The book I am preparing takes Mochi’s sculptures as the entry point for an inquiry into the historical and cultural forces driving the transformation of sculpture at the beginning of the seventeenth century. Mochi’s distinctive art took form at the intersection of two cultural fault lines that profoundly shaped his career: the end of the dominance of the Florentine artistic tradition in Italy and the Catholic church’s explicit demands for a reformed yet highly affecting religious art in the wake of the Council of Trent. Mochi’s sole seventeenth-century biographer, Giovanni Battista Passeri, reported that the sculptor “always wanted to show himself a rigorous imitator of the Florentine manner.” Passeri also recorded that Mochi was very devout, and indeed Mochi devoted his career entirely to religious sculpture and portraiture. In my analysis, Mochi’s determination to carry forward a Florentine and Michelangelesque tradition, while reconciling it with new religious imperatives, produced a visible tension in his art that resulted in some of the most breathtaking sculptures of the century — though it ultimately fractured his career.

This irresolvable tension also renders peculiarly visible the new representational demands being placed upon sculpture, making Mochi’s works extraordinary documents of the lived negotiation of these historical changes. In sculptures such as his early Virgin Annunciate (1609) for Orvieto cathedral, for example, I found that Mochi undertook a systematic excavation of the Florentine tradition, reflecting upon Michelangelo, Donatello, and — more unexpectedly — the medieval Tuscan sculptor Giovanni Pisano, in whom he found a model for ways in which drapery could be newly mobilized to narrate and to enhance emotion. Throughout his career, I argue, Mochi self-consciously engaged and reinvented visual traditions in a startlingly ambitious fashion, from his interpretation of the ancient and Florentine motif of the running maiden (Aby Warburg’s “Nympha”) in his Saint Veronica (1629 – 1640) for Saint Peter’s, to his daring translation of medieval mosaics into colossal sculpture in his late Saint Peter and Saint Paul (c. 1640 – c. 1650) for the early Christian basilica of San Paolo fuori le Mura. In contrast to the prevailing historiography that equates the development of baroque sculpture with the rise of the singular talent of Bernini, my close readings of Mochi’s works and their often mixed reception will offer a historically engaged account of how and why sculpture was changing in the first half of the seventeenth century and will reveal the overlooked experimentation and debate that, I contend, characterize this period.

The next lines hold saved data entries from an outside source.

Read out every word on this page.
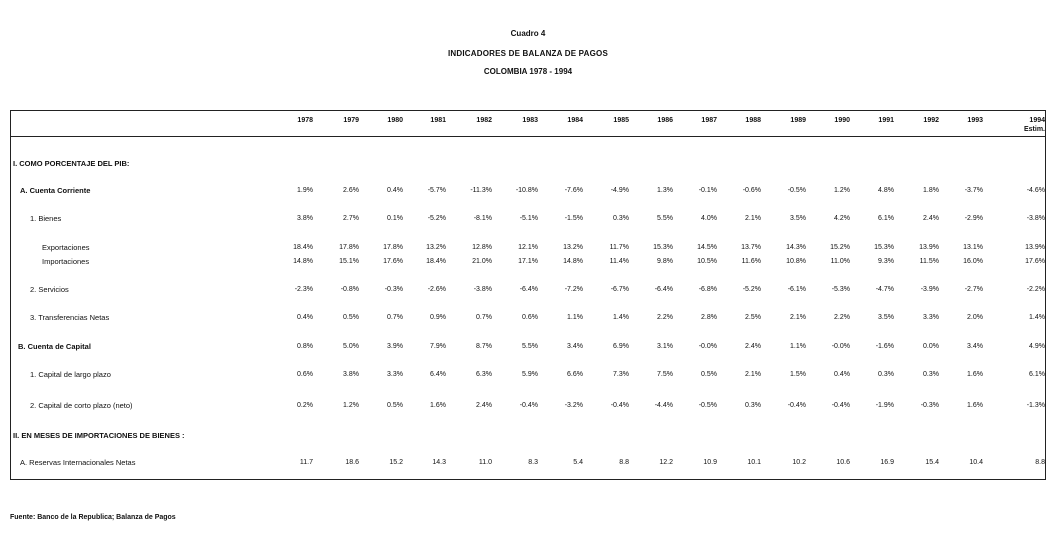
Cuadro 4
INDICADORES DE BALANZA DE PAGOS
COLOMBIA 1978 - 1994
1978	1979	1980	1981	1982	1983	1984	1985	1986	1987	1988	1989	1990	1991	1992	1993	1994
Estim.
I. COMO PORCENTAJE DEL PIB:
A. Cuenta Corriente	1.9%	2.6%	0.4%	-5.7%	-11.3%	-10.8%	-7.6%	-4.9%	1.3%	-0.1%	-0.6%	-0.5%	1.2%	4.8%	1.8%	-3.7%	-4.6%
1. Bienes	3.8%	2.7%	0.1%	-5.2%	-8.1%	-5.1%	-1.5%	0.3%	5.5%	4.0%	2.1%	3.5%	4.2%	6.1%	2.4%	-2.9%	-3.8%
Exportaciones	18.4%	17.8%	17.8%	13.2%	12.8%	12.1%	13.2%	11.7%	15.3%	14.5%	13.7%	14.3%	15.2%	15.3%	13.9%	13.1%	13.9%
Importaciones	14.8%	15.1%	17.6%	18.4%	21.0%	17.1%	14.8%	11.4%	9.8%	10.5%	11.6%	10.8%	11.0%	9.3%	11.5%	16.0%	17.6%
2. Servicios	-2.3%	-0.8%	-0.3%	-2.6%	-3.8%	-6.4%	-7.2%	-6.7%	-6.4%	-6.8%	-5.2%	-6.1%	-5.3%	-4.7%	-3.9%	-2.7%	-2.2%
3. Transferencias Netas	0.4%	0.5%	0.7%	0.9%	0.7%	0.6%	1.1%	1.4%	2.2%	2.8%	2.5%	2.1%	2.2%	3.5%	3.3%	2.0%	1.4%
B. Cuenta de Capital	0.8%	5.0%	3.9%	7.9%	8.7%	5.5%	3.4%	6.9%	3.1%	-0.0%	2.4%	1.1%	-0.0%	-1.6%	0.0%	3.4%	4.9%
1. Capital de largo plazo	0.6%	3.8%	3.3%	6.4%	6.3%	5.9%	6.6%	7.3%	7.5%	0.5%	2.1%	1.5%	0.4%	0.3%	0.3%	1.6%	6.1%
2. Capital de corto plazo (neto)	0.2%	1.2%	0.5%	1.6%	2.4%	-0.4%	-3.2%	-0.4%	-4.4%	-0.5%	0.3%	-0.4%	-0.4%	-1.9%	-0.3%	1.6%	-1.3%
II. EN MESES DE IMPORTACIONES DE BIENES :
A. Reservas Internacionales Netas	11.7	18.6	15.2	14.3	11.0	8.3	5.4	8.8	12.2	10.9	10.1	10.2	10.6	16.9	15.4	10.4	8.8
Fuente: Banco de la Republica; Balanza de Pagos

My tenure at CASVA has been especially fruitful for my research on Mochi’s bronze equestrian monuments, erected in Piacenza to the reigning and former dukes, Ranuccio I (1569 – 1622) and Alessandro Farnese (1543 – 1592). Among later sixteenth- and seventeenth-century equestrian monuments, these sculptures are unusual in not having been commissioned by the sovereign but rather by the citizens of Piacenza, who I argue initiated the project as a strategic act of self-representation at a critical moment of political and social transition. The monuments are also unusual in appearance, and the sculptures’ distinctive features, in particular Mochi’s use of the visual language of the grotesque, point to the sculptor’s reflection upon Piacenza’s circumstances and reveal new aspects of his commitment to the Florentine tradition in a post-Tridentine climate of reform and censure. In this work on the equestrian monuments I also benefited greatly from collaboration with members of the National Gallery’s departments of object conservation and sculpture and decorative arts, who assisted in the interpretation of archival documents related to technical aspects of Mochi’s casting.